Há duas formas de negação: a) a negação relativa, em que se
nega por falta de prova em contrário, ou seja, por jamais se
haver demonstrado faticamente, com base na observação, a
existência da divindade, b) a negação absoluta, em que o ateu
afirma a inexistência de deus, mediante a confutação dos
argumentos que pretendem provar-lhe a existência ou mercê da
formulação de outros, que demonstram a impossibilidade desta
existência.
A negação relativa corresponde a uma certa indiferença à
idéia de deus; a negação absoluta, a uma atitude ativa, de
caráter negador. Na primeira, o indivíduo aguarda que os
deístas provem a existência de deus, na segunda, empenha-se
em negá-lo. A primeira é o que se chama também de
agnosticismo (e então, é-se agnóstico), enquanto que na
segunda, é-se ateu em sentido ativo, ateu "militante" ou
"praticante".
Algumas pessoas declaram-se agnósticas, porque indiferentes à
existência de deus, da qual não cogitam nem para afirmá-la,
nem para negá-la. Para estas pessoas, a idéia de deus
simplesmente não interessa, sob aspecto nenhum. Alguns
positivistas declaram-se agnósticos, outros, ateus
militantes.
3ª) Ateu é quem, rejeitando as soluções da teologia, ocupa-se
das suas questões.
Teologia é a área do pensamento humano relacionado com deus,
que lhe afirma a existência, que pretende provar, e da qual
deduz a política, a moral, a cosmogonia, a religião, as
explicações da origem dos fenômenos etc. São questões
teológicas, por excelência, a indagação das causas primeiras
e das causas finais. As causas primeiras consistem em
averigüar-se a origem do mundo, pela indagação: quem fez o
mundo? As causas finais consistem em averigüar-se a
finalidade do mundo: por que se fez o mundo? As causas também
indagam porque os fenômenos acontecem: por que a maçã que se
desprende da macieira, cai para baixo ao invés de tomar outro
rumo ?
A teologia responde a tais questões com base em deus: ele
criou o mundo, para a sua glória, ou para o seu divertimento,
ou por desfastio etc. A maçã desloca-se para baixo, porque a
este movimento corresponde a vontade divina, porque deus
quer.
Ateus, nesta acepção, são os pensadores que formulam as
mesmas indagações relativas às causas primárias, finais e dos
fenômenos, rejeitando, porém, a solução teológica (a idéia de
deus).
Eles caracterizam-se por uma nota negativa, a ausência de
divindade nas suas especulações, e por uma positiva, a de
especularem sobre as questões teológicas.

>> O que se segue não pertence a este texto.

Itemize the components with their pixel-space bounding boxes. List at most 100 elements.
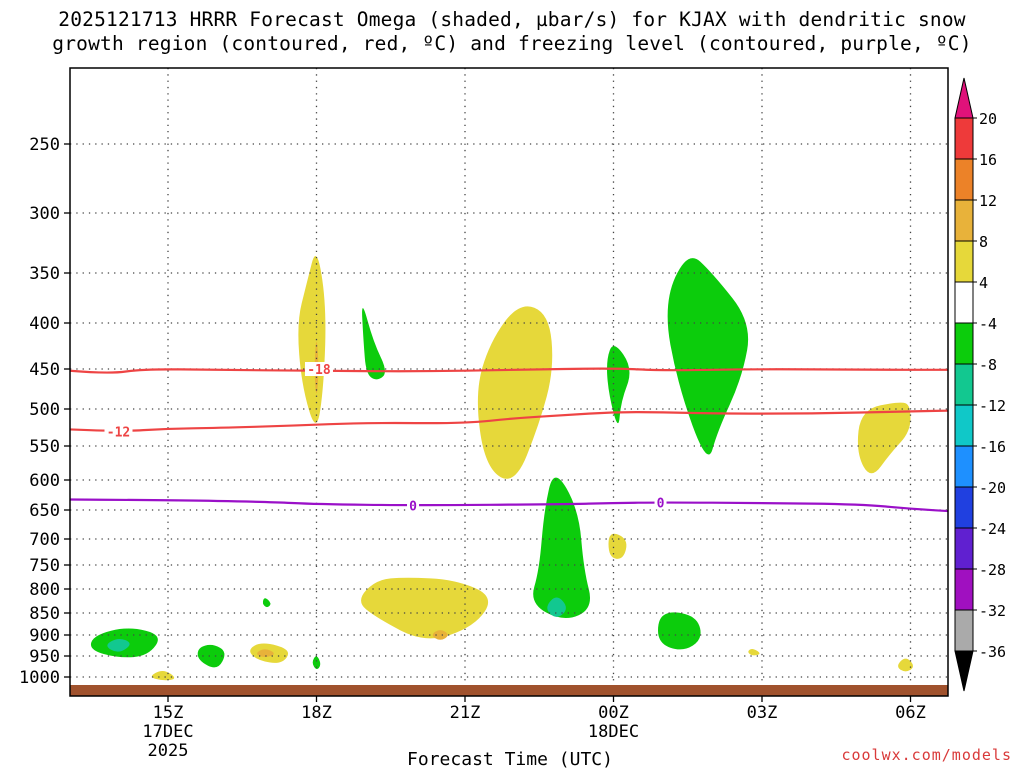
y-tick-label-700: 700 (29, 530, 60, 550)
omega-region-upward-9 (608, 533, 627, 559)
colorbar-bin--20-to--16 (954, 445, 974, 488)
omega-shading (90, 18, 913, 681)
contour-label-1: -12 (107, 426, 130, 441)
y-tick-label-450: 450 (29, 360, 60, 380)
omega-colorbar: 20 16 12 8 4 -4 -8 -12 -16 -20 -24 -28 -32 -36 (954, 77, 1006, 692)
omega-region-upward-0 (298, 256, 326, 423)
colorbar-bin--28-to--24 (954, 527, 974, 570)
colorbar-label-12: 12 (979, 192, 997, 210)
x-tick-label-00Z: 00Z (598, 703, 629, 723)
y-tick-label-500: 500 (29, 400, 60, 420)
omega-region-upward-22 (898, 658, 913, 672)
grid-lines (70, 68, 948, 696)
omega-region-upward-6 (857, 402, 911, 474)
colorbar-bin--36-to--32 (954, 609, 974, 652)
y-tick-label-550: 550 (29, 437, 60, 457)
contour-line--18 (70, 367, 948, 374)
colorbar-arrow-top (954, 77, 974, 119)
contour-label-2: 0 (409, 499, 417, 514)
omega-region-downward-2 (362, 308, 385, 380)
omega-region-upward-18 (151, 671, 175, 681)
contour-label-bg-2 (407, 498, 420, 513)
colorbar-bin--16-to--12 (954, 404, 974, 447)
colorbar-bin--24-to--20 (954, 486, 974, 529)
colorbar-bin-16-to-20 (954, 117, 974, 160)
omega-region-upward-21 (748, 648, 760, 656)
y-tick-label-1000: 1000 (19, 668, 60, 688)
terrain-ground (70, 685, 948, 696)
colorbar-bin-12-to-16 (954, 158, 974, 201)
y-tick-label-900: 900 (29, 626, 60, 646)
terrain-band (70, 685, 948, 696)
contour-label-bg-1 (104, 424, 133, 439)
contour-line-0 (70, 498, 948, 513)
y-tick-label-850: 850 (29, 604, 60, 624)
x-tick-label-03Z: 03Z (747, 703, 778, 723)
y-tick-label-600: 600 (29, 471, 60, 491)
contour-lines: -18 -12 0 0 (70, 362, 948, 514)
omega-region-downward-19 (262, 598, 271, 608)
colorbar-label--4: -4 (979, 315, 997, 333)
omega-region-downward-8 (547, 597, 566, 617)
credit-text[interactable]: coolwx.com/models (841, 746, 1012, 764)
omega-region-downward-23 (833, 18, 840, 34)
x-tick-date-00Z: 18DEC (588, 722, 639, 742)
colorbar-label--32: -32 (979, 602, 1006, 620)
contour-label-0: -18 (307, 363, 331, 378)
colorbar-bin--8-to--4 (954, 322, 974, 365)
omega-region-downward-5 (667, 258, 749, 455)
x-tick-label-15Z: 15Z (153, 703, 184, 723)
x-tick-label-21Z: 21Z (450, 703, 481, 723)
colorbar-label-16: 16 (979, 151, 997, 169)
colorbar-label--12: -12 (979, 397, 1006, 415)
colorbar-bin--32-to--28 (954, 568, 974, 611)
y-tick-label-650: 650 (29, 501, 60, 521)
omega-region-upward-10 (361, 577, 489, 639)
omega-region-downward-20 (312, 656, 321, 670)
contour-line--12 (70, 409, 948, 432)
contour-label-3: 0 (657, 496, 665, 511)
colorbar-label-20: 20 (979, 110, 997, 128)
contour-label-bg-0 (304, 362, 333, 376)
omega-region-upward-17 (257, 649, 274, 658)
omega-region-upward-11 (432, 630, 448, 640)
title-line-1: 2025121713 HRRR Forecast Omega (shaded, … (58, 8, 966, 31)
y-tick-label-250: 250 (29, 135, 60, 155)
colorbar-arrow-bottom (954, 650, 974, 692)
colorbar-label--8: -8 (979, 356, 997, 374)
plot-border (69, 67, 949, 697)
omega-region-downward-4 (607, 346, 630, 424)
colorbar-bin--12-to--8 (954, 363, 974, 406)
chart-title: 2025121713 HRRR Forecast Omega (shaded, … (0, 8, 1024, 56)
colorbar-bin-4-to-8 (954, 240, 974, 283)
y-tick-label-300: 300 (29, 204, 60, 224)
colorbar-bin--4-to-4 (954, 281, 974, 324)
title-line-2: growth region (contoured, red, ºC) and f… (52, 32, 972, 55)
colorbar-bin-8-to-12 (954, 199, 974, 242)
colorbar-label-4: 4 (979, 274, 988, 292)
colorbar-label-8: 8 (979, 233, 988, 251)
y-tick-label-950: 950 (29, 647, 60, 667)
omega-region-downward-15 (197, 644, 225, 668)
y-tick-label-400: 400 (29, 314, 60, 334)
omega-region-upward-3 (477, 306, 553, 479)
colorbar-label--28: -28 (979, 561, 1006, 579)
x-tick-date-15Z: 17DEC (142, 722, 193, 742)
x-tick-year-15Z: 2025 (148, 741, 189, 761)
y-tick-label-750: 750 (29, 556, 60, 576)
x-tick-label-06Z: 06Z (895, 703, 926, 723)
y-tick-label-350: 350 (29, 264, 60, 284)
omega-region-downward-14 (107, 638, 130, 652)
y-tick-label-800: 800 (29, 580, 60, 600)
contour-label-bg-3 (654, 495, 667, 510)
x-axis-title: Forecast Time (UTC) (407, 749, 613, 768)
colorbar-label--20: -20 (979, 479, 1006, 497)
colorbar-label--16: -16 (979, 438, 1006, 456)
colorbar-label--24: -24 (979, 520, 1006, 538)
pressure-axis: 2503003504004505005506006507007508008509… (19, 135, 70, 688)
x-tick-label-18Z: 18Z (301, 703, 332, 723)
omega-region-downward-12 (658, 612, 701, 650)
colorbar-label--36: -36 (979, 643, 1006, 661)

Neste sentido, nenhum positivista é ateu pois o Positivismo
não se ocupa da investigação das causas primárias, finais e
dos fenômenos. Ele ocupa-se de averigüar como os fenômenos se
produzem, e não o porque desta produção; ele empenha-se em
descobrir as leis naturais que constituem a ciência e que,
permitindo a previsão dos fenômenos, é útil ao homem, sob a
forma de tecnologia; ao passo que o ateu, neste sentido,
especula sobre questões a cujo respeito pode-se pensar, porém
jamais conhecer, ou seja, pode-se alcançar conclusões
derivadas do puro pensamento embora inverificáveis pela
experiência, ou seja, conclusões metafísicas.
Augusto Comte censurou o ateísmo da terceira acepção e para
evitar a confusão entre ela e os positivistas, em que se
chamasse os positivistas de ateus (na terceira acepção, que
não lhes cabe), adotou o termo emancipados, como sinônimo de
ateus nas primeira e segunda acepções (que lhes cabem).
Emancipado é quem libertou-se da tutela mental da teologia, é
aquele que rejeita a concepção de deus e tudo quanto se lhe
relacione. Todo positivista é emancipado; todo aquele que
rejeita deus também o é.
No primeiro significado, há incredulidade pura e simples; no
segundo, há incredulidade por ausência de verificação da
divindade, pela negação dos argumentos que lhe afirmam a
existência ou pela afirmação dos que a negam; no terceiro, há
a especulação em torno dos temas teológicos, sem a solução da
teologia (é a metafísica).
Em nenhum dos três casos comparece a idéia de deus e os seus
desdobramentos.
Os positivistas são ateus, sempre, no primeiro caso; são-no
em o segundo, sob a forma de agnosticismo ou de ateísmo
militante, dependendo das convicções de cada qual; jamais o
são no terceiro.
18.VIII.2003
Arthur Virmond de Lacerda Neto é positivista
ortodoxo.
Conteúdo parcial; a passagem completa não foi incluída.